Researchers at Baylor College of Medicine have received at $1.1 million grant from the U.S. Food and Drug Administration to advance clinical studies of an experimental immunotherapy for human papillomavirus, or HPV, related throat cancer.
“HPV is a significant cause of cancers worldwide, including cancers of the throat, cervix and other types,” said Dr. Andrew Sikora, leader of the head and neck cancer program in the NCI-Comprehensive Designated Dan L Duncan Cancer Center and an associate professor of otolaryngology at Baylor, who will serve as the principal investigator on the grant. “HPV-related throat cancer is currently the fastest-growing type of head and neck cancer.”
Vaccines and other immunotherapies targeting HPV are designed to direct the patient’s immune response against HPV proteins, thus killing the HPV-infected cancer cells, he said.
“One innovative approach to immunotherapy is engineering a bacteria called Listeria monocytogenes – which naturally induces a potent immune response – to deliver tumor antigens directly to the patient’s immune cells,” said Sikora, also a Carolyn Weiss Law Translational Research Scholar at Baylor.
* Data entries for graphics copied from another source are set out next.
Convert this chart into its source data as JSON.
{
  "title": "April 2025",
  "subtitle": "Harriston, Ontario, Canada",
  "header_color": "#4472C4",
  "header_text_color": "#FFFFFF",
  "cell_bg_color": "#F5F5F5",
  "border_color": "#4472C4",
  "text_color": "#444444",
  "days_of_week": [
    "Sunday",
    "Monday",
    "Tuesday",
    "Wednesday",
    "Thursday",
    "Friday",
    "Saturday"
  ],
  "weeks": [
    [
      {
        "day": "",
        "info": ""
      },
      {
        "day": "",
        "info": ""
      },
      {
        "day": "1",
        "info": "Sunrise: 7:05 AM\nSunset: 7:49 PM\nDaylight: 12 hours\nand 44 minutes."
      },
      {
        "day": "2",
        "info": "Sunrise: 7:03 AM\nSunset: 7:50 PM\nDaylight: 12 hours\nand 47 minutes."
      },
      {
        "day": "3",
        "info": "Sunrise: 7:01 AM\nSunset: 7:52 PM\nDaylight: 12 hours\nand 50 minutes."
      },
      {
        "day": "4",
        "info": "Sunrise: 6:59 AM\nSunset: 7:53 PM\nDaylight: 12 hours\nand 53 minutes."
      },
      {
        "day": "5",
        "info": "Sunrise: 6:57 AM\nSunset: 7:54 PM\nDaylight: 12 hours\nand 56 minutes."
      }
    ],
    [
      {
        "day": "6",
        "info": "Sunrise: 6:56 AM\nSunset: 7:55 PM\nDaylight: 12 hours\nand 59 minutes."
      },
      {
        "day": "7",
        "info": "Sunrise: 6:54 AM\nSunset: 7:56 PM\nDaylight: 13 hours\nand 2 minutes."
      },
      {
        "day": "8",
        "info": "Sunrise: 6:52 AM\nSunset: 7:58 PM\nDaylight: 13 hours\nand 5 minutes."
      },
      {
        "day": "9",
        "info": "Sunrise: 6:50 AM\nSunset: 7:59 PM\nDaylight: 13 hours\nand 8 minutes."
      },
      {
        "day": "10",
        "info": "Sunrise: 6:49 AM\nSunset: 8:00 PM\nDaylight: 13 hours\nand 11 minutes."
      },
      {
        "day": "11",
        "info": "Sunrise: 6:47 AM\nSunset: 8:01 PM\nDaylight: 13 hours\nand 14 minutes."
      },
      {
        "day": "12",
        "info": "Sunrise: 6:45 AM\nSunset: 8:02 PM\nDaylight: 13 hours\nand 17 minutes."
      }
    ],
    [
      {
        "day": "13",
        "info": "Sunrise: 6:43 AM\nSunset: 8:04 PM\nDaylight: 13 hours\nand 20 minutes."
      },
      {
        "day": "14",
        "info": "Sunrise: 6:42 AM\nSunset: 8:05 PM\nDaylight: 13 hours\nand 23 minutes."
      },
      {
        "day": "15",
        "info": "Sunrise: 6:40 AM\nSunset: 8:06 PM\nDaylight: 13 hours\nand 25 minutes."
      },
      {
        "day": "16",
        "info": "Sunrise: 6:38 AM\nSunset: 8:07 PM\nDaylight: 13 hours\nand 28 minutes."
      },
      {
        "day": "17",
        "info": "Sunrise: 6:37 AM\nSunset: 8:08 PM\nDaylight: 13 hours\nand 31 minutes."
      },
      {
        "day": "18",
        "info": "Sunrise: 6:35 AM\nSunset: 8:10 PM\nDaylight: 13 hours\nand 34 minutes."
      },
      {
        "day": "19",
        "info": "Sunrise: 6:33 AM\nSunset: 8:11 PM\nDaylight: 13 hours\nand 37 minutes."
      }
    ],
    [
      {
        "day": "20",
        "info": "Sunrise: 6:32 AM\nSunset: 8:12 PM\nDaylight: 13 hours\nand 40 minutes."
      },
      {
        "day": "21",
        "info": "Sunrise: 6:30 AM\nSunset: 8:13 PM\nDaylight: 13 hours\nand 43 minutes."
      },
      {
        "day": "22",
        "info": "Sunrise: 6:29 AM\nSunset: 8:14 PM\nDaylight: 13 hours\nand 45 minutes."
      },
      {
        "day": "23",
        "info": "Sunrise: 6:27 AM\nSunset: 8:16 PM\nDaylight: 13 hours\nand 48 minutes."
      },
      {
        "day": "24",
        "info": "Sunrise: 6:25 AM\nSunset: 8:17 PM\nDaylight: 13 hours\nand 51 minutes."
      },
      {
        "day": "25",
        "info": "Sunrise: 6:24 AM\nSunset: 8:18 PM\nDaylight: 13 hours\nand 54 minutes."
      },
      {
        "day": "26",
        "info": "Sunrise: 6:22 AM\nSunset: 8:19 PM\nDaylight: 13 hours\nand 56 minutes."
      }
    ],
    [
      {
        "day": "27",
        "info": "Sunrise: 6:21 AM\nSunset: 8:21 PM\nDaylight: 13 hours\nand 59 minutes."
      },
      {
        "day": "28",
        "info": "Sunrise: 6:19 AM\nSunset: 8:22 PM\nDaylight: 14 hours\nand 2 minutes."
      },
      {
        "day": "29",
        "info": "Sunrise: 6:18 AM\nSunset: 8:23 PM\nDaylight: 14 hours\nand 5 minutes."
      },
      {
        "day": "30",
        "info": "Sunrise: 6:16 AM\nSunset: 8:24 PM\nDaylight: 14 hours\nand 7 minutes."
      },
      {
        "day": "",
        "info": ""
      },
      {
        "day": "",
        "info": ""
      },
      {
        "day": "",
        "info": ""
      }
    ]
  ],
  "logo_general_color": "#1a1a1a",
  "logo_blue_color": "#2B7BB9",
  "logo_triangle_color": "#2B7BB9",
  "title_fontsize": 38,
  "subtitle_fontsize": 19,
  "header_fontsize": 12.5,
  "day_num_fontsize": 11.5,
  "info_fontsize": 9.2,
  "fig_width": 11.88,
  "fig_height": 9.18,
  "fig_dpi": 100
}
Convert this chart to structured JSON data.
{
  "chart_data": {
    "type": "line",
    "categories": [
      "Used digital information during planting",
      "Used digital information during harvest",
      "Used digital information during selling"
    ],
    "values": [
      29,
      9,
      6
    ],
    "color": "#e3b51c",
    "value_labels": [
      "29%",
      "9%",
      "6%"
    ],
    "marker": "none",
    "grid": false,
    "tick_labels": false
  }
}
The treatment, called axalimogene filolisbac (ADXS11-001) and developed by Advaxis, is a Listeria-based HPV vaccine that works by stimulating an immune response to HPV in patients with HPV-associated throat cancers.
Sikora will collaborate with Advaxis and the Icahn School of Medicine at Mount Sinai in New York City.
The grant was given by the FDA’s Orphan Products Grants Program, which supports clinical development of new treatments for rare diseases or conditions where no current treatment exists or superior treatments are needed.
Currently, HPV-related throat cancer is treated with surgery, radiotherapy and/or chemotherapy. Immunotherapy is a new and promising approach to HPV-related cancers.
Other collaborators on the grant include Drs. Brett Miles, Eric Genden and Marshall Posner from Mount Sinai.